All the same, this morning, at a National Press Club even in Washington, D.C., representatives of a team of 300 astronomers from 80 institutes around the world, released the first ever image of Sagittarius A*—or, more specifically, of the super-heated matter swirling around it and destined to be swallowed by it.

The Event Horizon Telescope (EHT) captured the image. This necklace of radio telescopes is located all around the world and works as one giant observatory. The black hole captured by the EHT, said University of Arizona astronomer Feryal Ozel during the unveiling, is “the gentle giant in the center of our galaxy.”

That “gentle” descriptor is true only to a point. Black holes, which are extremely violent objects that shred stars and take other material with them, can be destructive and even swallowed whole. Indeed, the EHT gets its name from the so-called event horizon surrounding a black hole—or, the point at which the gravity of the object grows so great that anything near it falls inside, never to be seen again. As Sheperd Dideleman, director of EHT, put it, black holes are capable of swallowing so many objects that their size can dwarf the object they contain. Post in an interview before the image was released: “Imagine sucking an elephant through a straw.”

Astronomers believe supermassive black holes like Sagittarius A* sit at the center of nearly all galaxies, providing a sort of gravitational and structural pivot point around which the galaxy slowly rotates. At the moment, it is unclear whether supermassive Black holes first appear and galaxies follow them around or if they form later and merge with the center of the galaxies. Either way, what keeps us safe from Sagittarius A*’s ravenous gravitational appetite is simple distance: the supermassive object sits a comfortable 27,000 light years from Earth.

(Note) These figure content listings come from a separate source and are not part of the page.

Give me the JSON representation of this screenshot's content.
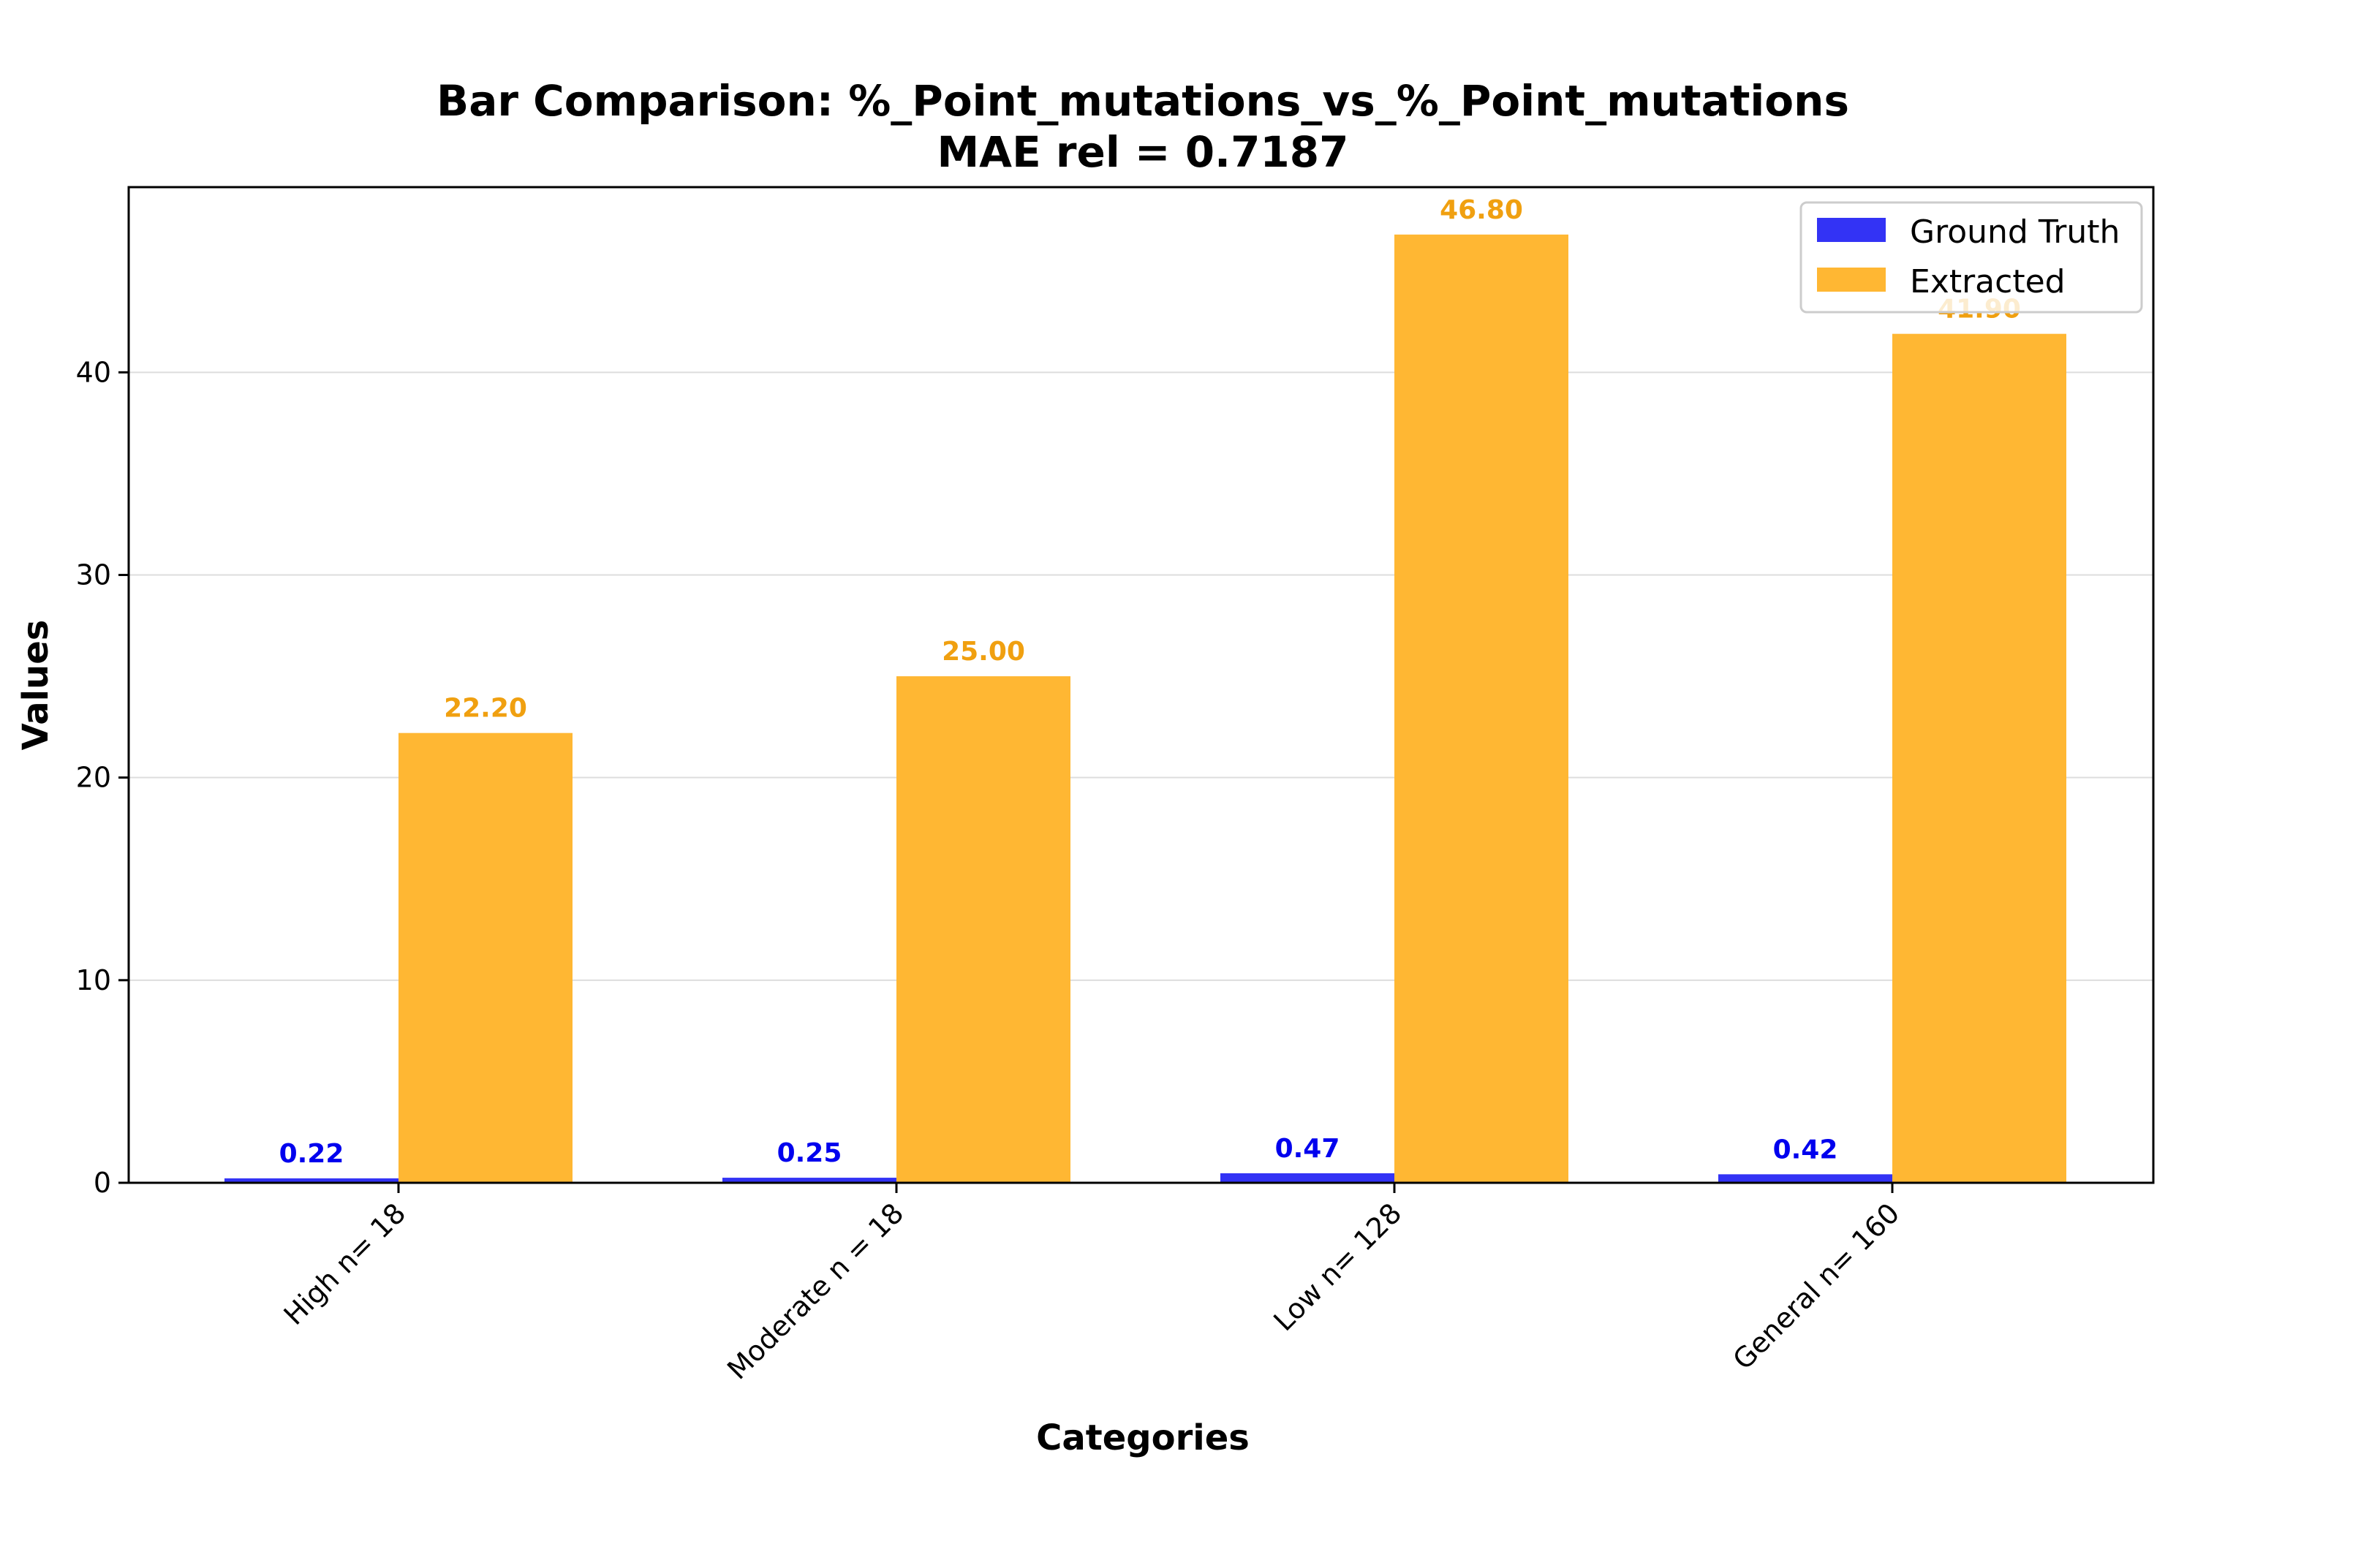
{
  "chart_data": {
    "type": "bar",
    "title": "Bar Comparison: %_Point_mutations_vs_%_Point_mutations",
    "subtitle": "MAE rel = 0.7187",
    "xlabel": "Categories",
    "ylabel": "Values",
    "categories": [
      "High n= 18",
      "Moderate n = 18",
      "Low n= 128",
      "General n= 160"
    ],
    "series": [
      {
        "name": "Ground Truth",
        "color": "#3333f5",
        "label_color": "#0000ee",
        "values": [
          0.22,
          0.25,
          0.47,
          0.42
        ],
        "labels": [
          "0.22",
          "0.25",
          "0.47",
          "0.42"
        ]
      },
      {
        "name": "Extracted",
        "color": "#ffb733",
        "label_color": "#f0a010",
        "values": [
          22.2,
          25.0,
          46.8,
          41.9
        ],
        "labels": [
          "22.20",
          "25.00",
          "46.80",
          "41.90"
        ]
      }
    ],
    "yticks": [
      0,
      10,
      20,
      30,
      40
    ],
    "ylim": [
      0,
      49.14
    ],
    "grid": "horizontal",
    "legend_position": "top-right"
  }
}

Sagittarius A* gets its name from the spot in the constellation Sagittarius from which, in 1933, engineer Karl Jansky first detected a powerful radio signal streaming toward Earth. Astronomers started to believe that Jansky’s discovery of energy could have been caused by a black hole, as the science of dark holes developed over the years.

Supermassive black holes are, as their name suggests, vastly larger than ordinary black holes, which are the remains of smaller collapsed stars—those with a mass about 20 times that of our sun. These black holes are thought to number in the millions. This supermassive type is far less frequent.

Sagittarius A* is only the second supermassive black hole ever to be imaged. Messier 87 is the original supermassive dark hole that was imaged by EHT in 2019. It’s a huge beast. Located 53 million light years from Earth, it is estimated to be about 1,500 larger than Sagittarius A*.

That size differential is important to scientists since it’s long been assumed that supermassive black holes exist in a whole range of different masses. The belief raised questions about the consistency of the physics between the different sizes. This gives us the chance to see how they compare.

“Despite being 1,500 times smaller than M87*, the new images of Sagittarius A* look remarkably similar to those of M87*,” Avery Broderick, a professor at the University of Waterloo, who is a part of the EHT team, said in a statement. “Nobody knew for sure if enormous black holes and relatively smaller ones would share much in common, but now we have two unique black holes to compare, so we can better understand how black holes of different sizes eat, how they grow, and how they shape the galaxy around them.”

EHT will scan more of the sky to find supermassive black hole, which in turn will lead to a deeper understanding. Albert Einstein was the first to propose the gravity theories that led to the creation of black holes in the beginning of the 20th Century. It is for his scientific heirs in the 21st century to take the objects’ pictures—and unravel their secrets.